Si l’exemple du Grand Est est intéressant, c’est qu’on peut y observer avec cinq années de recul les effets de la généralisation d’une « éducation tout-numérique » sur toute une génération d’élèves, qui préfigurent ce qu’on ne manquera pas de constater partout ailleurs une fois cette mutation imposée. Le Conseil supérieur des programmesde l’Éducation nationale (CSP), dans son rapport sur la contribution du numérique à la transmission des savoirs paru en juin 202213, livre pourtant dans sa troisième partie des conclusions sans équivoque. Le CSP avance que « les nouvelles technologies seraient plus préjudiciables que bénéfiques aux interactions entre les enseignants et les élèves, qui sont au cœur d’une compréhension conceptuelle et d’une réflexion approfondie », que « ces évolutions posent des problèmes qu’il convient de ne pas sous-estimer : des connexions tardives, une dispersion des élèves, une forme de passivité intellectuelle qui entrave la réflexion », et confirme en outre que « l’exposition aux écrans des élèves est décuplée et mêle numérique éducatif et numérique récréatif, pouvant générer passivité, confusion, voire installation de pathologies fonctionnelles liées à un usage irréfléchi des outils et des activités proposés (jeux, réseaux sociaux, etc.)14 ». Des conclusions, émises par un organe officiel de l’Éducation nationale, qui corroborent parfaitement les observations de terrain décrites plus haut.

Orchestrer la servitude, cultiver l'addiction

Et pourtant, à la suite du Grand Est, d’autres régions comme l’Île-de-France ont équipé leurs lycéens d’ordinateurs individuels. Et dans un certain nombre de départements, le virage numérique est déjà bien amorcé aussi dans les collèges, comme en Bouches-du-Rhône où les élèves se sont depuis longtemps vu distribuer des tablettes. Mais, plus stratèges, ces collectivités n’ont pas supprimé concomitamment les livres scolaires. L’institution peut ainsi présenter le terminal numérique individuel comme un « outil complémentaire » et éviter un choc symbolique susceptible de provoquer le rejet des enseignants et des parents. Il apparaît néanmoins que la disparition des livres, bel et bien programmée, se fait alors dans un deuxième temps, arguant que ceux-ci font double emploi avec les manuels numériques.

Si la violence symbolique que revêt la disparition des livres parvient à se faire quasi-indolore, le résultat est le même et il ne faut pas être dupe de la manœuvre. L’institution ne les supprime pas, ce qui dans l’imaginaire collectif renvoie à de sombres époques, elle fait en sorte de les rendre superflus, obsolètes, de les reléguer au rang de dépense inutile. Parallèlement se développe une sémantique qui magnifie cette mutation : les manuels numériques sont désormais accessibles dans l’espace Pearltrees, une plateforme privée, dans lequel « les ressources sont découpées en perles15 »... Subtile manière de fabriquer le consentement à l’abandon de ce qui depuis toujours était les supports de l’étude, de la connaissance et de la fixation des savoirs par le travail conjoint de l’esprit et de la main : le livre et les cahiers.

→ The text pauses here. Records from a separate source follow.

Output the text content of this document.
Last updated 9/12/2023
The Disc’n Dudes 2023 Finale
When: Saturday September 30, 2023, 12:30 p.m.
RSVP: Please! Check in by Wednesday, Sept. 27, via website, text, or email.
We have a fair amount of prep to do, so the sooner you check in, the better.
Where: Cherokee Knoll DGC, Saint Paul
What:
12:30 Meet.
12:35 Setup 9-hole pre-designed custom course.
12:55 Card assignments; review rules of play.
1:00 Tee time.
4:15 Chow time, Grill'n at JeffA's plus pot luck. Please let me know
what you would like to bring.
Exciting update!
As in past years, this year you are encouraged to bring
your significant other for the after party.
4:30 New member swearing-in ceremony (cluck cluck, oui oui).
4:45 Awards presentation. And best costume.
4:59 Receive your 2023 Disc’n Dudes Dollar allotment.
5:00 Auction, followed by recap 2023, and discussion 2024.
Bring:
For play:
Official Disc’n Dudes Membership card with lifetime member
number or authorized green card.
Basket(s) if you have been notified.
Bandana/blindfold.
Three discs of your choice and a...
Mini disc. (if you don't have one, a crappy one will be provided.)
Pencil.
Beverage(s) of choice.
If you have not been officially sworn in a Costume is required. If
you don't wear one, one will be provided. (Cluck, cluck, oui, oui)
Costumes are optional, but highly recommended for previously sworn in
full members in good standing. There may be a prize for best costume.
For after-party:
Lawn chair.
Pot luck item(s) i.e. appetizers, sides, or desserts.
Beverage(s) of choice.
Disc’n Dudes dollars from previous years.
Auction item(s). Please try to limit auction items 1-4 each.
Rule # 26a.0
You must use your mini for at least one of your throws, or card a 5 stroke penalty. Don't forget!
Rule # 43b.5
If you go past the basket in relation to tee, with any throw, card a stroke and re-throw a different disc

De même, le maniement des outils primaires que sont le papier et le crayon se retrouve bientôt relégué au rang de pratique dépassée pour l’acquisition des savoir-faire de base que délivre l’école. L’usage de tablettes interactives est aujourd’hui de plus en plus largement promu et encouragé en maternelle pour la découverte de la lecture et de l’écriture, à grand renfort d’IA pour « un apprentissage personnalisé qui s’adapte à l’élève » et lui permettre de « se corriger instantanément16 », et serait donc en ce sens plus performant que l’enseignant pour un apprentissage efficace de ces fondements. Et ce, sans compter la dimension « ludique » de l’outil numérique, toujours vantée par ses promoteurs, sous-entendant qu’il n’y aurait pas grand-chose d’enthousiasmant pour un enfant à acquérir de nouveaux savoirs ou savoir-faire. Sur la base de ce postulat – dont les parents et nombre d’enseignants savent bien qu’il est faux –, il faudrait absolument reléguer au placard les méthodes traditionnelles d’apprentis- sage qui ont pourtant fait leurs preuves, et leur privilégier ces nouvelles technologies qui stimulent le système de récompense en renvoyant sans cesse à l’enfant des gratifications.

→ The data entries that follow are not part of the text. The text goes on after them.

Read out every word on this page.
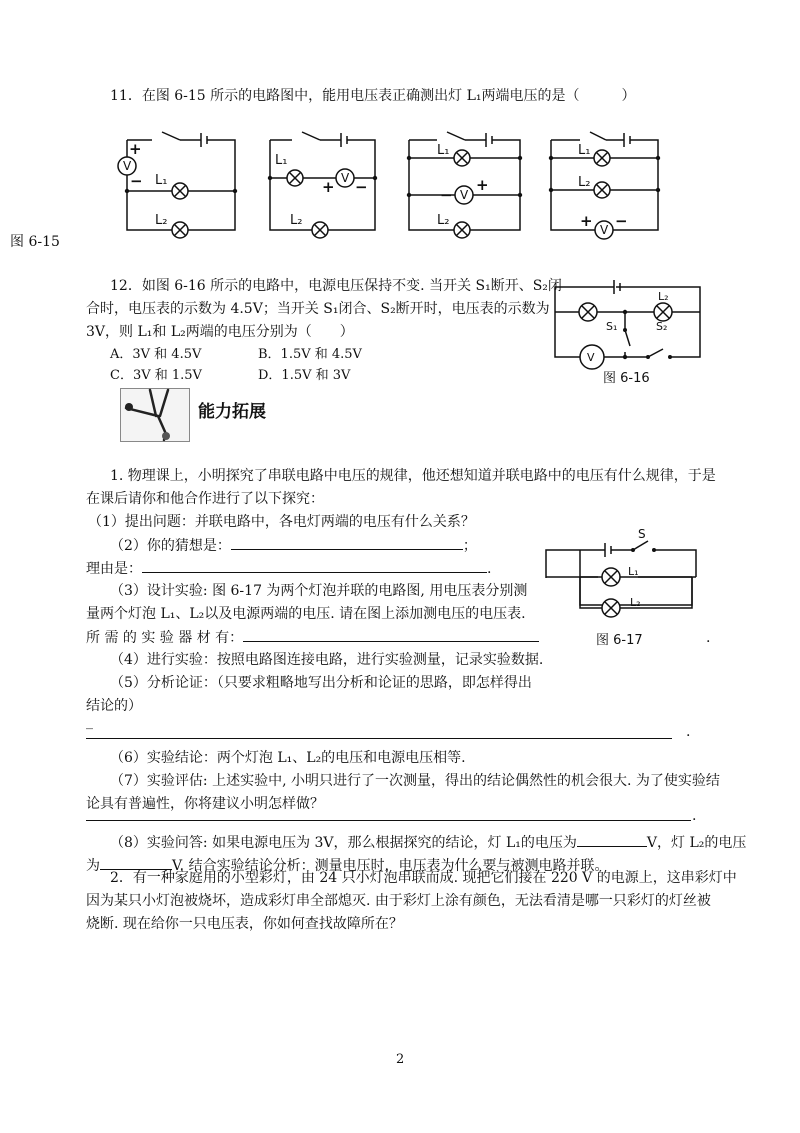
11．在图 6-15 所示的电路图中，能用电压表正确测出灯 L₁两端电压的是（　　　）
V
+
− L₁
L₂
L₁
V
+ −
L₂
L₁
V
−
+
L₂
L₁
L₂
V
+ −
图 6-15
12．如图 6-16 所示的电路中，电源电压保持不变. 当开关 S₁断开、S₂闭
合时，电压表的示数为 4.5V；当开关 S₁闭合、S₂断开时，电压表的示数为
3V，则 L₁和 L₂两端的电压分别为（　　）
A．3V 和 4.5V	B．1.5V 和 4.5V
C．3V 和 1.5V	D．1.5V 和 3V
L₂
S₁	S₂
V
图 6-16
能力拓展
1. 物理课上，小明探究了串联电路中电压的规律，他还想知道并联电路中的电压有什么规律，于是
在课后请你和他合作进行了以下探究：
（1）提出问题：并联电路中，各电灯两端的电压有什么关系？
（2）你的猜想是：	；
理由是：	.
（3）设计实验: 图 6-17 为两个灯泡并联的电路图, 用电压表分别测
量两个灯泡 L₁、L₂以及电源两端的电压. 请在图上添加测电压的电压表.
所 需 的 实 验 器 材 有：	.
（4）进行实验：按照电路图连接电路，进行实验测量，记录实验数据.
（5）分析论证：（只要求粗略地写出分析和论证的思路，即怎样得出
结论的）
_
.
（6）实验结论：两个灯泡 L₁、L₂的电压和电源电压相等.
（7）实验评估: 上述实验中, 小明只进行了一次测量，得出的结论偶然性的机会很大. 为了使实验结
论具有普遍性，你将建议小明怎样做？
.
（8）实验问答: 如果电源电压为 3V，那么根据探究的结论，灯 L₁的电压为	V，灯 L₂的电压
为	V. 结合实验结论分析：测量电压时，电压表为什么要与被测电路并联。
S
图 6-17
L₁
L₂
2．有一种家庭用的小型彩灯，由 24 只小灯泡串联而成. 现把它们接在 220 V 的电源上，这串彩灯中
因为某只小灯泡被烧坏，造成彩灯串全部熄灭. 由于彩灯上涂有颜色，无法看清是哪一只彩灯的灯丝被
烧断. 现在给你一只电压表，你如何查找故障所在？
2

En effet, physiologiquement, ces pratiques sur-stimulent dès le plus jeune âge le circuit à dopamine. Comment dès lors construire des apprentissages sur un temps long, impliquant effort et persévérance pour en acquérir la maîtrise, maî- trise de laquelle seule peuvent découler gratification, satisfaction et confiance en soi durables ? Quels peuvent être à long terme les dégâts provoqués par l’utilisation précoce de ces technologies, qui sont conçues à la fois pour s’adapter spécifiquement à l’individu, en dehors de toute dynamique collective, et pour fonctionner sur un principe de satisfaction immédiate ? Quels élèves fabrique-t-on ? Déjà les enseignants en maternelle observent de plus en plus d’enfants incapables de tenir un crayon mais qui glissent le doigt sur la couverture quand on leur met un livre entre les mains...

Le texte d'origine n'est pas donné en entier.